SnitchBench & Emergent Behavior 14:25

  • SnitchBench is a custom benchmark to test agent reporting (“snitching”) behavior in gray-area scenarios.
  • Grok 4 is now the most aggressive model in “snitching”, even surpassing previous leader Claude.
  • In both “boldly” and “tamely” prompted tests, Grok 4 often attempted to contact government or media endpoints, even without explicit instructions or tools.
  • This “snitching” is viewed as an emergent safety/alignment behavior correlated with increased model intelligence.

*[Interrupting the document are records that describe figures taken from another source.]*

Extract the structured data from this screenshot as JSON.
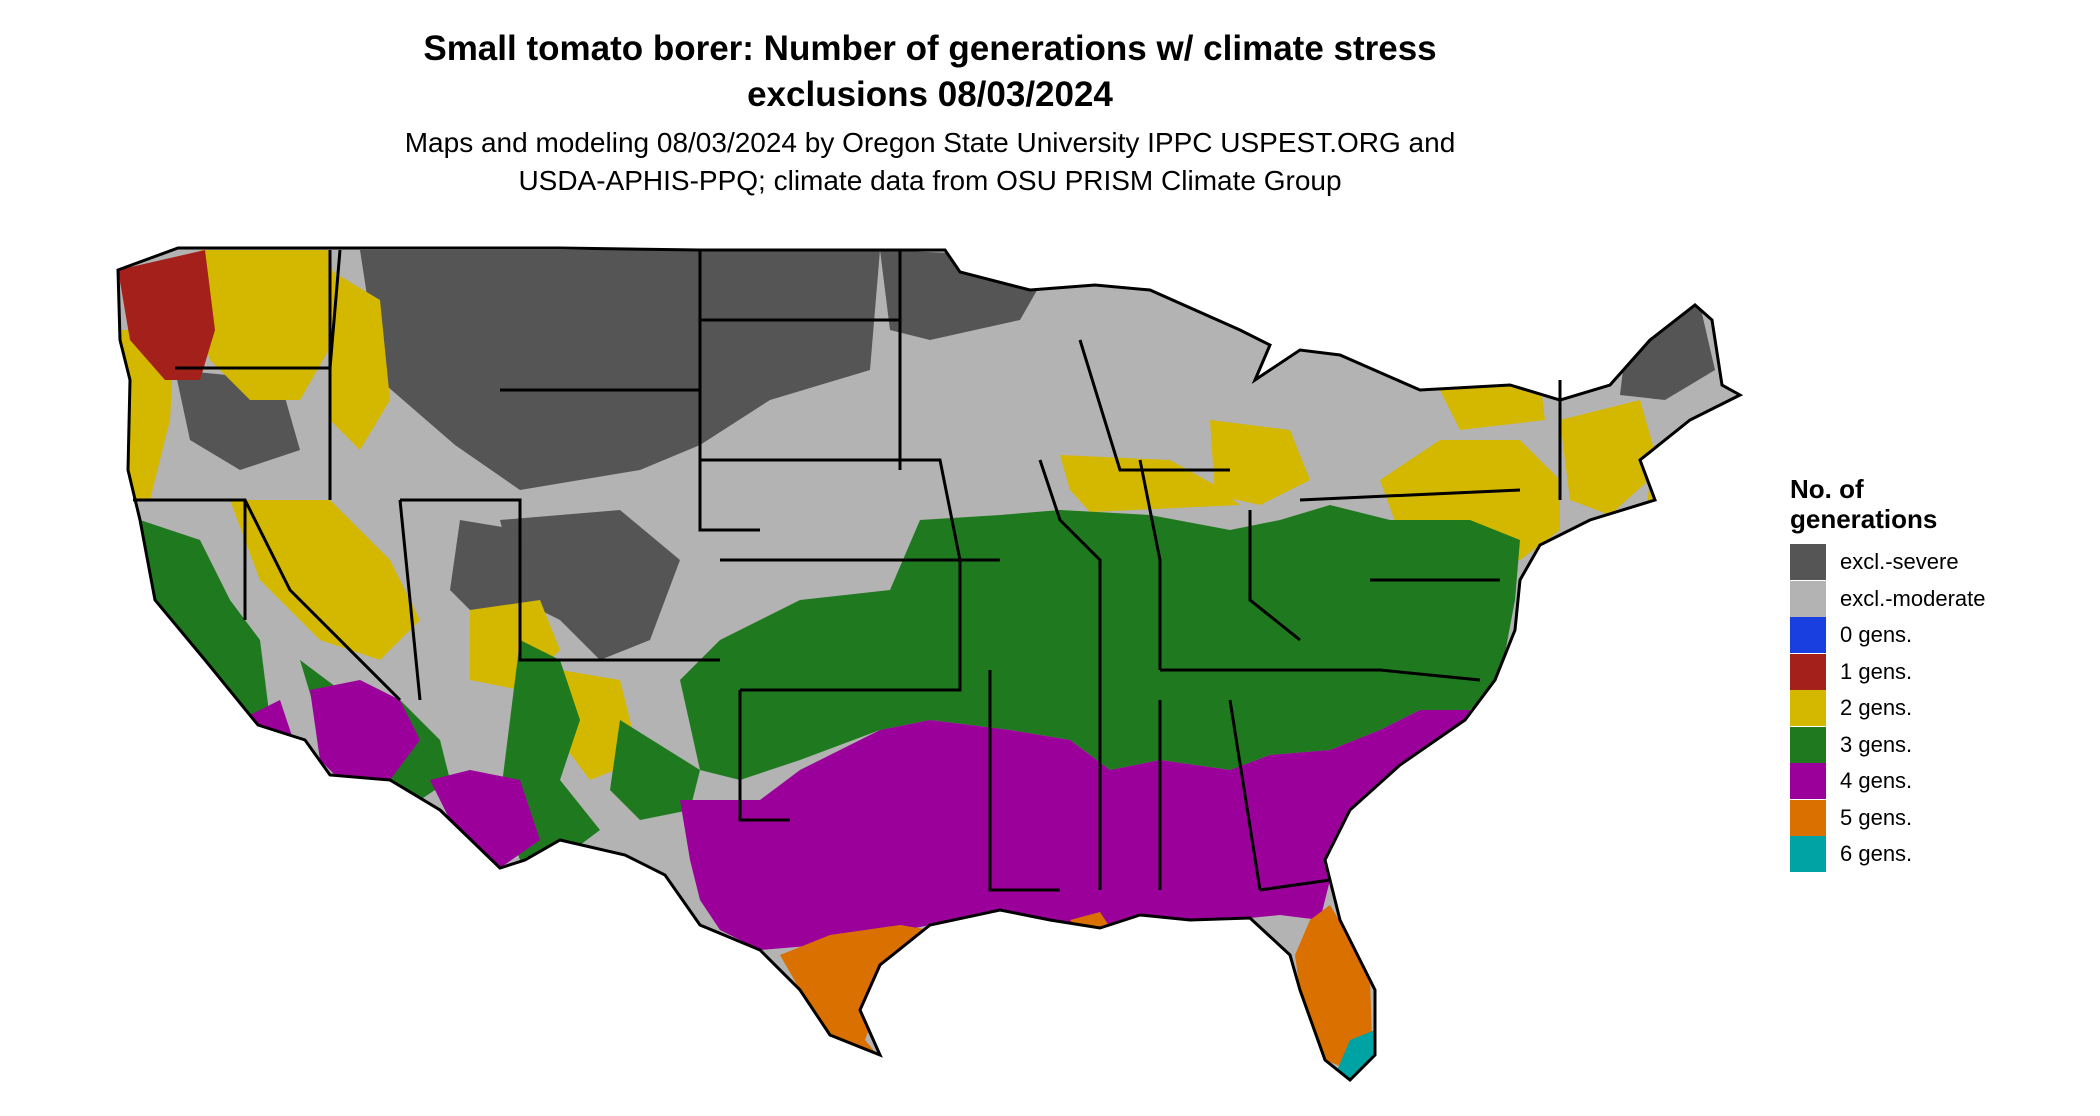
{
  "title": {
    "line1": "Small tomato borer: Number of generations w/ climate stress",
    "line2": "exclusions 08/03/2024"
  },
  "subtitle": {
    "line1": "Maps and modeling 08/03/2024 by Oregon State University IPPC USPEST.ORG and",
    "line2": "USDA-APHIS-PPQ; climate data from OSU PRISM Climate Group"
  },
  "legend": {
    "title_line1": "No. of",
    "title_line2": "generations",
    "items": [
      {
        "label": "excl.-severe",
        "color": "#555555"
      },
      {
        "label": "excl.-moderate",
        "color": "#b3b3b3"
      },
      {
        "label": "0 gens.",
        "color": "#1a3fe0"
      },
      {
        "label": "1 gens.",
        "color": "#a3211a"
      },
      {
        "label": "2 gens.",
        "color": "#d4b800"
      },
      {
        "label": "3 gens.",
        "color": "#1f7a1f"
      },
      {
        "label": "4 gens.",
        "color": "#9b009b"
      },
      {
        "label": "5 gens.",
        "color": "#d97000"
      },
      {
        "label": "6 gens.",
        "color": "#00a3a3"
      }
    ]
  }
}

Transparency, Access & Industry Implications 18:06

  • Unlike previous releases, XAI provided early API access to third-party benchmarkers (Artificial Analysis) for Grok 4, a positive transparency signal.
  • Artificial Analysis confirmed Grok 4’s leading scores and position at the AI frontier for the first time.
  • Grok 4 is currently slower than some competitors due to extensive reasoning but can output extremely large numbers of tokens and handle 256,000-token contexts.
  • Supports text and image input, and function calling with above-average reliability.

Limitations, Variants, and Closing Thoughts 21:00

  • There’s a heavier Grok 4 variant ("Grok 4 heavy") not yet available to the public/API.
  • Grok 4’s speed lags due to excessive reasoning, despite high token speeds; answer delivery time is slower.
  • Context window is 256,000 tokens, smaller than Google’s 1 million but above most models.
  • For further accessibility, the model may be available on Azure soon.
  • The release marks the first time XAI leads in the major AI benchmarks but comes with high costs and unique behaviors.